Malgré le recours de plus en plus fréquent à des praticiens à diplôme étranger, de nombreux pays continentaux sont confrontés à des situations de pénurie médicale, ou de très forte tension. « En 2020, l’Europe manquera de 30 % de médecins environ » (pour couvrir les besoins), a mis en garde le Dr Enrico Reginato, président de la Fédération européenne des médecins salariés (FEMS) qui vient de réunir à Paris sa 50e assemblée générale.
« Tous les pays d’Europe sont concernés par cette pénurie, renchérit le Dr Joao de Deus, président de l’Ordre des médecins portugais. En pratique, on assiste à des migrations de médecins du centre et de l’Est de l’Europe vers les pays de l’Ouest et du Nord. »
Le recrutement de praticiens étrangers appauvrit durablement les pays d’origine. Cette fuite des cerveaux de Roumanie, de Hongrie, de Bulgarie ou de Pologne, souvent liée à de mauvaises conditions de travail dans ces pays, a pris une ampleur considérable depuis une directive européenne de 2005 qui a accordé la réciprocité des diplômes aux praticiens de l’Union européenne. Dès lors, « les médecins à diplôme étranger sont-ils une solution aux déserts médicaux ou un nouveau problème ? », a demandé, un brin provocateur, le Dr Ayoub Mdhafar, porte-parole de la Fédération des praticiens de santé (FPS), qui représente les praticiens à diplôme de l’Union et hors de l’Union européenne (médecins, pharmaciens, dentistes et sages femmes).
Éthique
En France, sur 215 000 médecins actifs enregistrés à l’Ordre, environ 17 000 sont titulaires d’un diplôme européen ou extra-européen (soit 8 %).
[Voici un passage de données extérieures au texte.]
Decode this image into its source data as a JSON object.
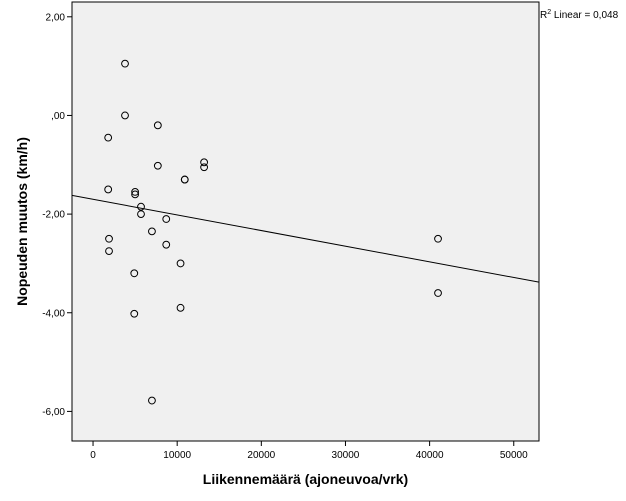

Ils exercent surtout la médecine générale, l’anesthésie réanimation ou la chirurgie et sont algériens (22,2 %), roumains (17,7 %), belges (9%), syriens (6 %), marocains (6 %) ou italiens (5 %)... Il n’empêche : la France connaît aujourd’hui un grand nombre de zones sous-médicalisées que n’a pas permis de compenser le recours à des médecins à diplôme étranger, constate le Pr Claude-François Degos, président du conseil régional de l’Ordre d’Ile-de-France.
Pour certains, la solution passe par une approche concertée, à l’échelle européenne, de la démographie médicale. « Il faudrait que les Ordres de tous les pays d’Europe travaillent avec les gouvernements pour trouver des solutions intelligentes de régulation », insiste le Dr Raymond Lies, médecin luxembourgeois.
Le Dr Claude Wetzel, anesthésiste alsacien, ancien président de la FEMS, souligne la nécessité de respecter le code éthique de recrutement médical édicté par l’Organisation mondiale de la Santé.« Un quart des anesthésistes du CHU de Strasbourg sont des femmes d’origine roumaine, illustre-t-il. À Noël, elles sont loin de leurs enfants, gardés par les grands parents. Il faut que nous arrêtions cela et que nous défendions des valeurs ! Chaque habitant de l’Union doit pouvoir être soigné dans son pays, par des médecins de son pays. »
Harmonisation des diplômes
Paradoxalement, le contingentement de médecins formés dans de nombreux pays de l’Europe de l’Ouest (dont la France) aboutit à une dérégulation croissante de la démographie (contournement du numerus clausus, recrutement d’intérimaires...). « La France a tort de s’arc-bouter sur le numerus clausus, c’est une erreur, juge le Dr Jamil Amhis, président de la Fédération des praticiens de santé (FPS). Maintenant que l’Europe est ouverte, il faut obtenir une harmonisation des diplômes européens et pourquoi pas créer un observatoire des diplômes européens ».
Le conseil de l’Union européenne a récemment estimé que le numerus clausus auquel est soumis l’accès à de nombreuses professions (médecins, pharmaciens, etc.) entravait l’accès aux services de santé et « pourrait être réexaminé sans mettre en péril la qualité et la sécurité ».